Zack Hutchins
Director of Communications

For Release — Monday, May 5, 2003


ALBANY—Amid growing evidence that students who learn from and with computers do better in math, writing, and other areas of learning, New York State should consider a long-range plan to assign individual students their own computers, a new report from The Public Policy Institute of New York State concludes.

But the report warns that New York, despite having high per-pupil spending, lags behind other states in student access to connected computers, especially in high-poverty schools, and also appears to trail in teacher preparation for the use of technology. Current fiscal challenges may make an immediate investment impossible, but the state should start planning now for this inevitable classroom revolution, the report says.

The report, A Laptop for Every Student?, was released today by The Public Policy Institute, The Business Council's research affiliate.

Computers in classrooms "don't make everything perfect or solve all problems, just as they don't in the working world," the report says. But the basic principle-"every student getting individual access to a computer for research and work, whenever he or she needs it-is going to become the norm in American education over the next decade or so."

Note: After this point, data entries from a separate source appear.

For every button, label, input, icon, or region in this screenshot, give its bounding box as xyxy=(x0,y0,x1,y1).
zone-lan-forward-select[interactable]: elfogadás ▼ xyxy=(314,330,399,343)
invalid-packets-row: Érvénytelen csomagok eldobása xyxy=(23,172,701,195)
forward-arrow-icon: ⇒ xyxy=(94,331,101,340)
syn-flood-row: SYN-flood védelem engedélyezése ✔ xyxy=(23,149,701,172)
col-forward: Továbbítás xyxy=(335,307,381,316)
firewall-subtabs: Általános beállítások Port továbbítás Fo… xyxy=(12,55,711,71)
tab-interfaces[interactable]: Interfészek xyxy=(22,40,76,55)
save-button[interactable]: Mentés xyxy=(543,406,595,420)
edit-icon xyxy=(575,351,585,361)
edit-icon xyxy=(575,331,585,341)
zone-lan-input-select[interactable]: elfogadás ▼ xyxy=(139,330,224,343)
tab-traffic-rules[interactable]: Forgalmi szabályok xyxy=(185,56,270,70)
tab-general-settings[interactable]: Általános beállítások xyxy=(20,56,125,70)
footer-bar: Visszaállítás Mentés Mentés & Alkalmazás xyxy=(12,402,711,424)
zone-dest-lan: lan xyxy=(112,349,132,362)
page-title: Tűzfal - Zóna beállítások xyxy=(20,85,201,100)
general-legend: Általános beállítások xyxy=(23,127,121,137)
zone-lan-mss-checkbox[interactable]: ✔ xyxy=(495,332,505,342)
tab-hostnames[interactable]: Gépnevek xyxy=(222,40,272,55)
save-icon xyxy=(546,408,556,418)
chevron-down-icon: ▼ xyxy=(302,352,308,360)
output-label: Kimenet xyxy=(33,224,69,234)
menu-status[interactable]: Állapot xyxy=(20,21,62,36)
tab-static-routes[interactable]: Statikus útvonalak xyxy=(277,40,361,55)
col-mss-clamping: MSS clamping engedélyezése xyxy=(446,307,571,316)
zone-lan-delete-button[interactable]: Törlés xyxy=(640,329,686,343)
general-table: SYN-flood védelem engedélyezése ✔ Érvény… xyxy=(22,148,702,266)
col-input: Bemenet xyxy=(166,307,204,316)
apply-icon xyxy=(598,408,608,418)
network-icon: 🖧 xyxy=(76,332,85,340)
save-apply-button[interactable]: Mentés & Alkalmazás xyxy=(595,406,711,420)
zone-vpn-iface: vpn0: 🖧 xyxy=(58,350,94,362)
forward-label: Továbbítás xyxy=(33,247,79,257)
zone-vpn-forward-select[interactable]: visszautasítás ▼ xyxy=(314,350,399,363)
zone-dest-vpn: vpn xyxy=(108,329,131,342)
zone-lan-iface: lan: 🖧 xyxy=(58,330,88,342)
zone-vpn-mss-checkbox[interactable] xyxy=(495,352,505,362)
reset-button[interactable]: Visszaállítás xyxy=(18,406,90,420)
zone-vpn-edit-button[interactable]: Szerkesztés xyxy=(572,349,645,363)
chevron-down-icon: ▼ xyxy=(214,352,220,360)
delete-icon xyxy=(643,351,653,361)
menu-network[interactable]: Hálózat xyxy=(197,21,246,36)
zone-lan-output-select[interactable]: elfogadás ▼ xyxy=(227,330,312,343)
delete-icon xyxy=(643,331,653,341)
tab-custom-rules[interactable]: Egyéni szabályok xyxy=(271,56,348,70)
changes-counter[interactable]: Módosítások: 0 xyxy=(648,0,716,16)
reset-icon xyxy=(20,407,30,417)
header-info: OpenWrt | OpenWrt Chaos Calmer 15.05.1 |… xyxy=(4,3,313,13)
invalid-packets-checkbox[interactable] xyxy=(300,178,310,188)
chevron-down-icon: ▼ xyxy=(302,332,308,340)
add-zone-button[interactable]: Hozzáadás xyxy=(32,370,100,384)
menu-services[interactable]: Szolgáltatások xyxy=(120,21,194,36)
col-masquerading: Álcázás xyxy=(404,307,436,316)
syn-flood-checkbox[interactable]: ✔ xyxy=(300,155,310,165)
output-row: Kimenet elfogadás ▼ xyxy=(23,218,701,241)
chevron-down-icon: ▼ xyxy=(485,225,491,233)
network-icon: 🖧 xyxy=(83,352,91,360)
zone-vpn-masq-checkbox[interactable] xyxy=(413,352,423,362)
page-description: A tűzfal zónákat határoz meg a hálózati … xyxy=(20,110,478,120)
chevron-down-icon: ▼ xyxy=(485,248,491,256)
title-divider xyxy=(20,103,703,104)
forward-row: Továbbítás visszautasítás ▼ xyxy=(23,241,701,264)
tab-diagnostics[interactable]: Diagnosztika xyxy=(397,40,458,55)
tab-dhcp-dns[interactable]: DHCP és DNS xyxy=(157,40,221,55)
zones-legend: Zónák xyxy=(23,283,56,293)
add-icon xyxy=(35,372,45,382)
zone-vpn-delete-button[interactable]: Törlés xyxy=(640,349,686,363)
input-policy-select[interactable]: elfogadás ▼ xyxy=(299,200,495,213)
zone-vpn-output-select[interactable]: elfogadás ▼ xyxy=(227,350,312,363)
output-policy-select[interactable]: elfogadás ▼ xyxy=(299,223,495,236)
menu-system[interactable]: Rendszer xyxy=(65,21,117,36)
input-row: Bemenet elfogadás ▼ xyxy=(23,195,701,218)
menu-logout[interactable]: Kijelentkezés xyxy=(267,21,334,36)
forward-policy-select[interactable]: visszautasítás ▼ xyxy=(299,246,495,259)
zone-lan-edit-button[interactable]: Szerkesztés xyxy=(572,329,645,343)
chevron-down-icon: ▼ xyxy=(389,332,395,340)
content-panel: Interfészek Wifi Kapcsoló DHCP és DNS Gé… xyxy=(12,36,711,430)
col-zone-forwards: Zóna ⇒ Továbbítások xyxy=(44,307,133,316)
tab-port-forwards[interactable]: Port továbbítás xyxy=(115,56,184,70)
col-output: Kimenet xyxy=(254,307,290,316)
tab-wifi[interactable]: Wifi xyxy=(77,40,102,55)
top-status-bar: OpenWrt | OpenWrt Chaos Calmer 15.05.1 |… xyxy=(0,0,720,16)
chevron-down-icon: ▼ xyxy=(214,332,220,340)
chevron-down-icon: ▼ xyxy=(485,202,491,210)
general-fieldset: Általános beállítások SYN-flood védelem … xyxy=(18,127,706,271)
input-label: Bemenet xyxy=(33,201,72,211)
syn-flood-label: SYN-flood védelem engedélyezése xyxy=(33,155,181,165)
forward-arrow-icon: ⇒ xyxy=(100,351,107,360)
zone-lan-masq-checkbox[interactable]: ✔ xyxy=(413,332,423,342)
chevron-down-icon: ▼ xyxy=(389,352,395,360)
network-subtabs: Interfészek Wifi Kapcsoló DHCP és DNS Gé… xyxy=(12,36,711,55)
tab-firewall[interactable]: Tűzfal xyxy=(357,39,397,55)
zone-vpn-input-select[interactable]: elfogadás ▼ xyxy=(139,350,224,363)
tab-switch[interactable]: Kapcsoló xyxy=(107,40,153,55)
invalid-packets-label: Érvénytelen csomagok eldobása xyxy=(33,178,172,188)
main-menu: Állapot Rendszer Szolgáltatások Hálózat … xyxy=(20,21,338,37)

In New York State, "the education system is moving in this direction more slowly than most," the report warns. "Despite school spending that is at the top in the nation, New York lags well behind the national average-and behind most competing states-in making connected computing in any form (let alone individually assigned computers) available to its students."

New York ranks first in per-pupil school spending, 55 percent above the national average. But the state ranks only 41st in the ratio of students per Internet-connected computers. New York has an even larger gap between the computing resources available to students in high poverty schools and those available in other schools.

"High-poverty schools in New York report having only one Internet-connected computer for every 15.1 students—compared to a statewide average of one to 8.1 for all schools," the report says.

The report emphasizes that teacher training and curriculum development are necessary precursors to greater use of technology.

The report examined the experience of students in the Michael J. Petrides Magnet School on Staten Island, all of whom received individual Apple laptops.

When computers were first used in classrooms, the focus was on learning about computers. But the real promise is in learning with computers, the report says. At this stage, "computers provide a powerful kind of window on the world, through which students can explore and experiment, with a certain amount of independence-and motivated as much by their own interests, as by directions from a teacher." Access to the Internet and to tools embedded in the computer, such as encyclopedias, make this possible, the report notes.

The academic results of computer-enhanced learning are impressive, the report adds. For example, IBM launched a $70 million program in 1994 to test the scholastic impact of computers in the classrooms. After program grants were given to schools in six states and in other countries, there were"significant performance gains for students in grades 7 though 11," the report says.

A similar program in West Virginia found that computer instruction was more cost-effective in improving student achievement than reducing class size, increasing instructional time, or tutoring across age groups.

Even facing a daunting fiscal challenge, New York's government officials can still begin working on the issue, the report says.

"Businesses find that in hard times, it's wise to prune expenditures that are less than productive, while also planning for wise investment of the resources that will become available once times are better. The same principles can be applied to technology planning for the schools," the report says.

And New York schools can't make the excuse that the money isn't there, the report contends, citing the fact that South Dakota-a state that spends 16 percent less than the national average per pupil-is ranked first in computer access.